By Kelly Jackson Higgins
DarkReading
Nov 09, 2009
A forensics tool built by Microsoft exclusively for law enforcement officials worldwide was posted to a file-sharing site, leaving the USB-based tool at risk of falling into the wrong hands.
COFEE is a free, USB-based set of tools, which Microsoft offers only to law enforcement, that plugs into a computer to gather evidence during an investigation. It lets an officer with little or no computer know-how use digital forensics tools to gather volatile evidence.
COFEE was posted, and then later removed, from at least one file-sharing site, but security experts say the cat is now out of the bag. While many forensics tools with similar functionality as Microsoft's Computer Online Forensic Evidence Extractor (COFEE) are available, security experts still worry the bad guys will use their access to the tool to figure out ways to circumvent it.

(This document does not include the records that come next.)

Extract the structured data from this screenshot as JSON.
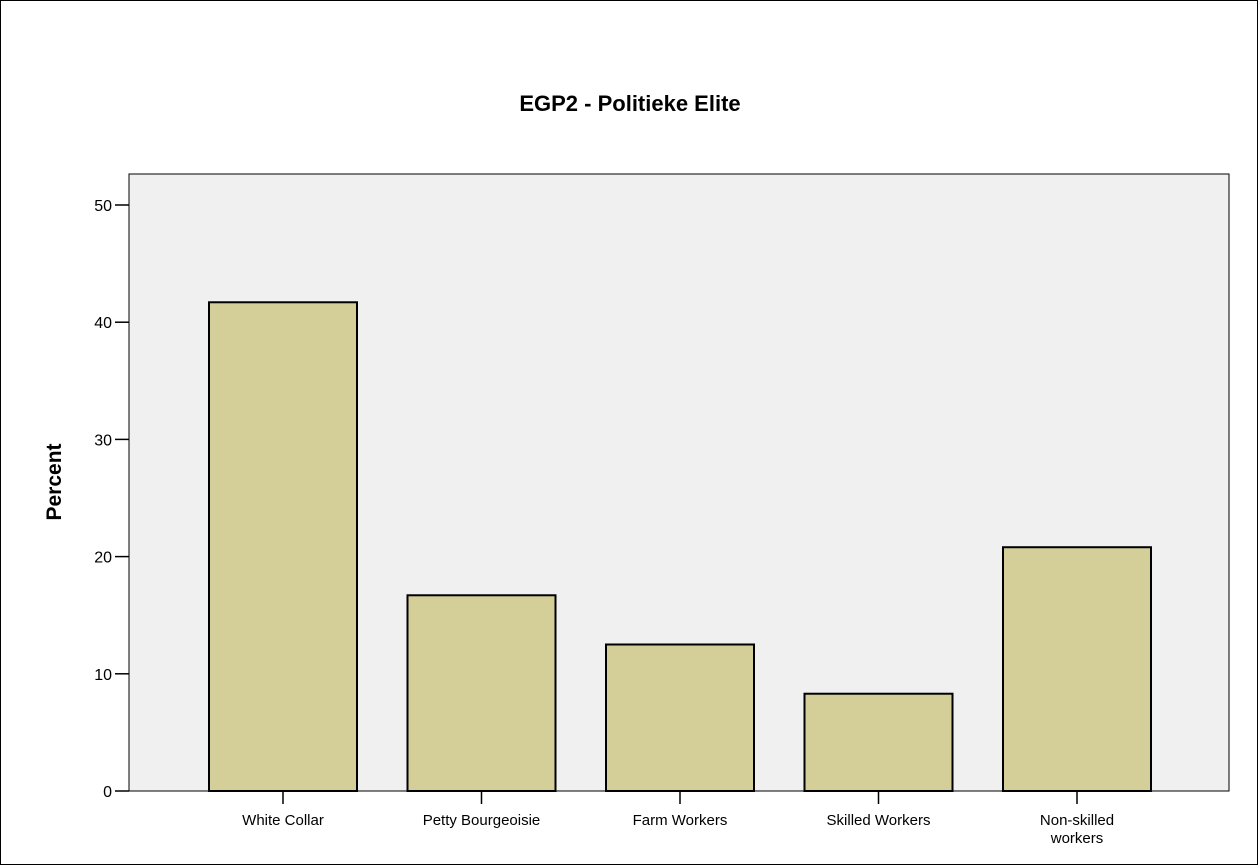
{
  "chart_data": {
    "type": "bar",
    "title": "EGP2 - Politieke Elite",
    "xlabel": "",
    "ylabel": "Percent",
    "categories": [
      "White Collar",
      "Petty Bourgeoisie",
      "Farm Workers",
      "Skilled Workers",
      "Non-skilled workers"
    ],
    "category_lines": [
      [
        "White Collar"
      ],
      [
        "Petty Bourgeoisie"
      ],
      [
        "Farm Workers"
      ],
      [
        "Skilled Workers"
      ],
      [
        "Non-skilled",
        "workers"
      ]
    ],
    "values": [
      41.7,
      16.7,
      12.5,
      8.3,
      20.8
    ],
    "ylim": [
      0,
      52
    ],
    "yticks": [
      0,
      10,
      20,
      30,
      40,
      50
    ],
    "grid": false,
    "legend": "none",
    "colors": {
      "bar_fill": "#d4ce98",
      "bar_stroke": "#000000",
      "plot_background": "#f0f0f0",
      "axis": "#000000"
    }
  }
}
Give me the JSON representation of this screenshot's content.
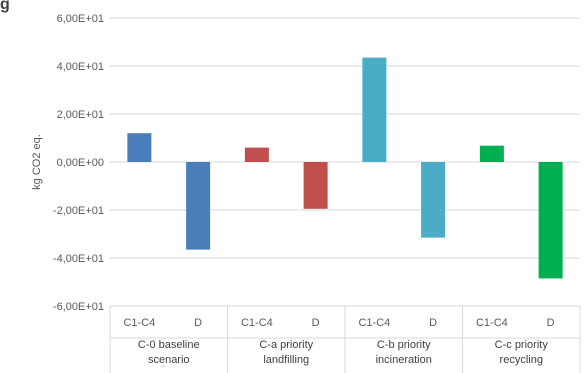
{
  "chart_data": {
    "type": "bar",
    "title": "",
    "ylabel": "kg CO2 eq.",
    "xlabel": "",
    "ylim": [
      -60,
      60
    ],
    "yticks": [
      -60,
      -40,
      -20,
      0,
      20,
      40,
      60
    ],
    "ytick_labels": [
      "-6,00E+01",
      "-4,00E+01",
      "-2,00E+01",
      "0,00E+00",
      "2,00E+01",
      "4,00E+01",
      "6,00E+01"
    ],
    "grid": true,
    "legend": "none",
    "groups": [
      {
        "label_lines": [
          "C-0 baseline",
          "scenario"
        ],
        "color": "#4a7ebb",
        "bars": [
          {
            "category": "C1-C4",
            "value": 12
          },
          {
            "category": "D",
            "value": -36.5
          }
        ]
      },
      {
        "label_lines": [
          "C-a priority",
          "landfilling"
        ],
        "color": "#c0504d",
        "bars": [
          {
            "category": "C1-C4",
            "value": 6
          },
          {
            "category": "D",
            "value": -19.5
          }
        ]
      },
      {
        "label_lines": [
          "C-b priority",
          "incineration"
        ],
        "color": "#4bacc6",
        "bars": [
          {
            "category": "C1-C4",
            "value": 43.5
          },
          {
            "category": "D",
            "value": -31.5
          }
        ]
      },
      {
        "label_lines": [
          "C-c priority",
          "recycling"
        ],
        "color": "#00b050",
        "bars": [
          {
            "category": "C1-C4",
            "value": 6.8
          },
          {
            "category": "D",
            "value": -48.5
          }
        ]
      }
    ]
  }
}
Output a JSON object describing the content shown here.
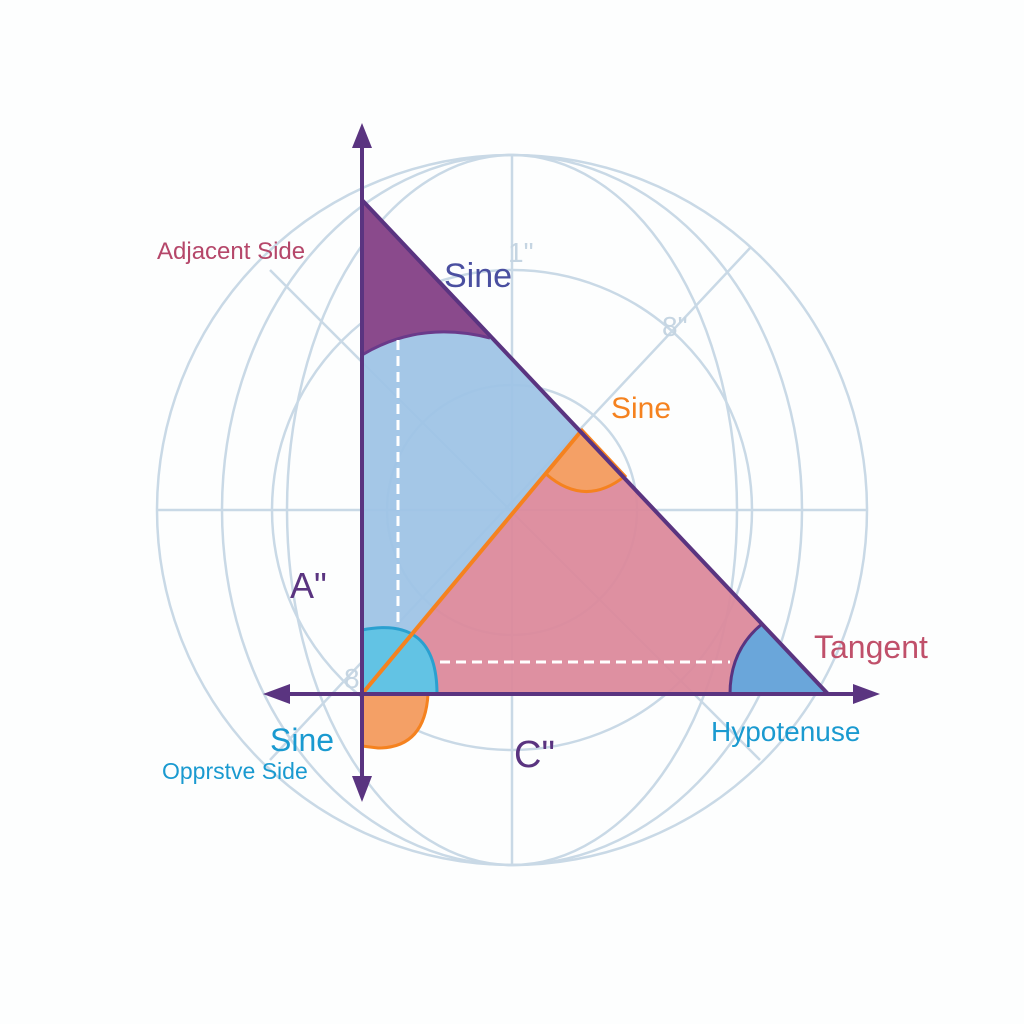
{
  "labels": {
    "adjacent_side": "Adjacent Side",
    "sine_top": "Sine",
    "mark_1": "1\"",
    "mark_8_top": "8\"",
    "sine_orange": "Sine",
    "a_label": "A\"",
    "tangent": "Tangent",
    "sine_cyan": "Sine",
    "opposite_side": "Opprstve Side",
    "c_label": "C\"",
    "hypotenuse": "Hypotenuse",
    "mark_8_left": "8"
  },
  "colors": {
    "axis": "#5a3480",
    "grid": "#c9d9e6",
    "purple_fill": "#8a4a8c",
    "blue_fill": "#9fc4e6",
    "pink_fill": "#dc8a9c",
    "orange": "#f5821f",
    "orange_fill": "#f4a066",
    "cyan_fill": "#62c3e4",
    "angle_blue": "#6aa6da",
    "adjacent_text": "#b5476a",
    "sine_text": "#4a4fa0",
    "tangent_text": "#c0506a",
    "hypotenuse_text": "#1a9ad0"
  }
}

Chris Wysopal, CTO at Veracode, says the danger is that a detection tool will be written for COFEE so that the bad guys can cover their tracks.
"Someone will build a detector so that machines will wipe themselves or give rootkit-like fake answers if this USB is inserted into a computer,"
Wysopal says.
One researcher who got a copy of COFEE online says bad guys could abuse the tool by taking one of its DLLs and loading it into a compromised machine's memory, where it then dumps stored clear-text passwords to a file.